La mappa dell’Africa è molto più grande di quanto la maggior parte della gente pensi. Tuttavia, la maggior parte delle mappe e degli atlanti scolastici lo sottovalutano ancora: una distorsione incorporata nella proiezione di Mercatore che ha modellato le mappe del mondo per più di quattro secoli.
La distorsione in questione non è sottile. Su una mappa di Mercatore, progettata per l’esplorazione coloniale europea e il commercio marittimo nel XVI secolo, la Groenlandia appare all’incirca grande quanto l’Africa, che in realtà è circa 14 volte più grande.
L’esagerazione aumenta man mano che ci si allontana dall’equatore, quindi ricade quasi interamente su metà del mondo, gonfiando l’Europa, compresa la Russia, e il Nord America, mentre contrae l’Africa, l’America Latina e l’Asia meridionale.

Per affrontare questo problema, venerdì l’Assemblea generale delle Nazioni Unite (UNGA) ha votato con 164 voti favorevoli e 1 contrario per adottare una risoluzione che promuove la proiezione Equal Earth, che mostra i continenti nelle loro reali proporzioni, come alternativa a Mercatore.
Guidato dal Togo per conto del Gruppo africano e sostenuto dall’Unione africana, incoraggia le scuole, le istituzioni e le aziende tecnologiche a cambiare, correggendo il restringimento dell’Africa e di altre regioni equatoriali. Il Gruppo Africano è il più grande blocco regionale di voto e dialogo presso le Nazioni Unite, composto da 54 Stati membri dell’Unione Africana.
Quiz sulla mappa: scegli il paese più grande
Guardalo tu stesso: scegli quale paese è più grande, poi guardalo trasformarsi da Mercatore a Equal Earth per vedere quanto eri vicino.
Come hanno votato i paesi?
Gli Stati Uniti sono stati l’unico Paese a votare contro la risoluzione che definisce il provvedimento un “progetto ideologico radicale”. Si sono astenute Serbia, Estonia, Georgia, Lituania, Moldavia e Ucraina.

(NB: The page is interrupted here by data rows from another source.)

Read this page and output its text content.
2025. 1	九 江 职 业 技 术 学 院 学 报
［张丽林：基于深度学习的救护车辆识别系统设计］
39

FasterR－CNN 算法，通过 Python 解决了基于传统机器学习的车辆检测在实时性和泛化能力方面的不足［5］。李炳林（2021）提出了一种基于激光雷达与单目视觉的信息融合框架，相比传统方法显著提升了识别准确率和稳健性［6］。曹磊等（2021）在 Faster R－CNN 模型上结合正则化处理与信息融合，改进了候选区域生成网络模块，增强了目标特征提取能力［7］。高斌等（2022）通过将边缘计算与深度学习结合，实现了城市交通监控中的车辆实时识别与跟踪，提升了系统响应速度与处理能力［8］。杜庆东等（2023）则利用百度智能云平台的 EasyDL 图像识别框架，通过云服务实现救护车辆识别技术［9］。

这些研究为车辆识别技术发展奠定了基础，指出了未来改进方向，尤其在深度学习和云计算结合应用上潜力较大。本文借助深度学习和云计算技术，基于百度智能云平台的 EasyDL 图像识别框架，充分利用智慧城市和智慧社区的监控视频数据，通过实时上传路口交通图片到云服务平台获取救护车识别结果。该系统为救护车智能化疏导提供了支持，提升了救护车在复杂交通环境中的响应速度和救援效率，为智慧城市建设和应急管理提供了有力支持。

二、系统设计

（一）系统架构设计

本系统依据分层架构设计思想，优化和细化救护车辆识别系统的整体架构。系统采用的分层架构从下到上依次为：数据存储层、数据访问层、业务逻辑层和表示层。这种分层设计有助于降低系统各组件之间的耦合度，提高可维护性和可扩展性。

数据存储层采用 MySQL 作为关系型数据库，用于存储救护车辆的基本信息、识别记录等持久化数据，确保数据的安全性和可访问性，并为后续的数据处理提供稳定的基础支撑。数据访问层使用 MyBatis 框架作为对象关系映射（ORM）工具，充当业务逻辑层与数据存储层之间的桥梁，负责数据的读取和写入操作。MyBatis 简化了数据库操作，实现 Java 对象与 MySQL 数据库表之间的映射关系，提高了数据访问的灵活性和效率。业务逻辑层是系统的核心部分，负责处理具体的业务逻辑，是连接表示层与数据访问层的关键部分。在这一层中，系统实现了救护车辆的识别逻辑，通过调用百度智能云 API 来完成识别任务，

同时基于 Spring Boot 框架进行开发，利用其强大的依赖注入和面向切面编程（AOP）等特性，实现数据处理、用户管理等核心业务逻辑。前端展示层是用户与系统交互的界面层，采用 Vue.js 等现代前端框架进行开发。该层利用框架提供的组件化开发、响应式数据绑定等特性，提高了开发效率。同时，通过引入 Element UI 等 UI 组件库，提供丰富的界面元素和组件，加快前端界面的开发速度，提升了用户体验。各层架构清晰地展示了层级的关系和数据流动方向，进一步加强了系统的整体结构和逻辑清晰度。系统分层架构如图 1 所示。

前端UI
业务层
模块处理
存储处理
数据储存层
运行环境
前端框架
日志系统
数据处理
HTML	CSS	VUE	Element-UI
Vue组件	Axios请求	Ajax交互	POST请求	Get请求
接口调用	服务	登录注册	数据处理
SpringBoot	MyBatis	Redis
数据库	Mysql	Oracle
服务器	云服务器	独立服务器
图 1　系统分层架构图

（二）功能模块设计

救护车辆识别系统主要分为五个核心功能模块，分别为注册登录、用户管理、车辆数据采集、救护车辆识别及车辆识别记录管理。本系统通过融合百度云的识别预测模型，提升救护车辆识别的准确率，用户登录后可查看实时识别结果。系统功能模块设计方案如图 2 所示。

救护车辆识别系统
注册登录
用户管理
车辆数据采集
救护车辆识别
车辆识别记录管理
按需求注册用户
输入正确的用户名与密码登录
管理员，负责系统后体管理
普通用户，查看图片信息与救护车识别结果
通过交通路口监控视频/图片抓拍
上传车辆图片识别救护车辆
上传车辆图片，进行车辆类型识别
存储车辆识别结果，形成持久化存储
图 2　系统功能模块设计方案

La rappresentante americana Yaryna Ferencevych ha dichiarato prima del voto che la risoluzione è “la ragione per cui questa istituzione sta perdendo credibilità”. “Invece di concentrarsi su problemi reali… questo organismo sta discutendo progetti cartografici del XVI secolo”, ha detto.
La risoluzione di venerdì non è vincolante, intesa solo a incoraggiare il cambiamento delle mappe predefinite del mondo. L’ONU ha affermato che non vieta Mercator né impone una sostituzione, ma incoraggia semplicemente un uso più ampio della proiezione Equal Earth.
Il ministro degli Esteri del Togo, Robert Dussey, ha dichiarato all’UNGA che le mappe modellano l’educazione, l’immaginazione e la percezione collettiva e che la risoluzione afferma la realtà africana.
L’Unione Africana ha adottato Equal Earth a marzo. Il Togo sta pianificando un incontro a Lomé all’inizio del prossimo anno, con l’UNESCO, l’Unione Africana e le aziende tecnologiche tra cui Google, per capire come si concretizzerà nella pratica l’attuazione.
Perché le mappe piatte mentono
Ogni mappa piatta mente perché la Terra è una sfera e nessuna proiezione può appiattirla senza distorcere qualcosa: forma, area, distanza o direzione.
Gerardus Mercator, cartografo e geografo che pubblicò la mappa del mondo nel 1569, scelse di preservare angoli e rilevamenti rettilinei, un compromesso che aveva senso per le navi del XVI secolo ma che ha continuato a plasmare la percezione del mondo per quasi 500 anni da allora. Equal Earth fa il compromesso opposto, preservando l’area reale in modo che i continenti possano essere confrontati onestamente, al costo di piegare leggermente i loro contorni.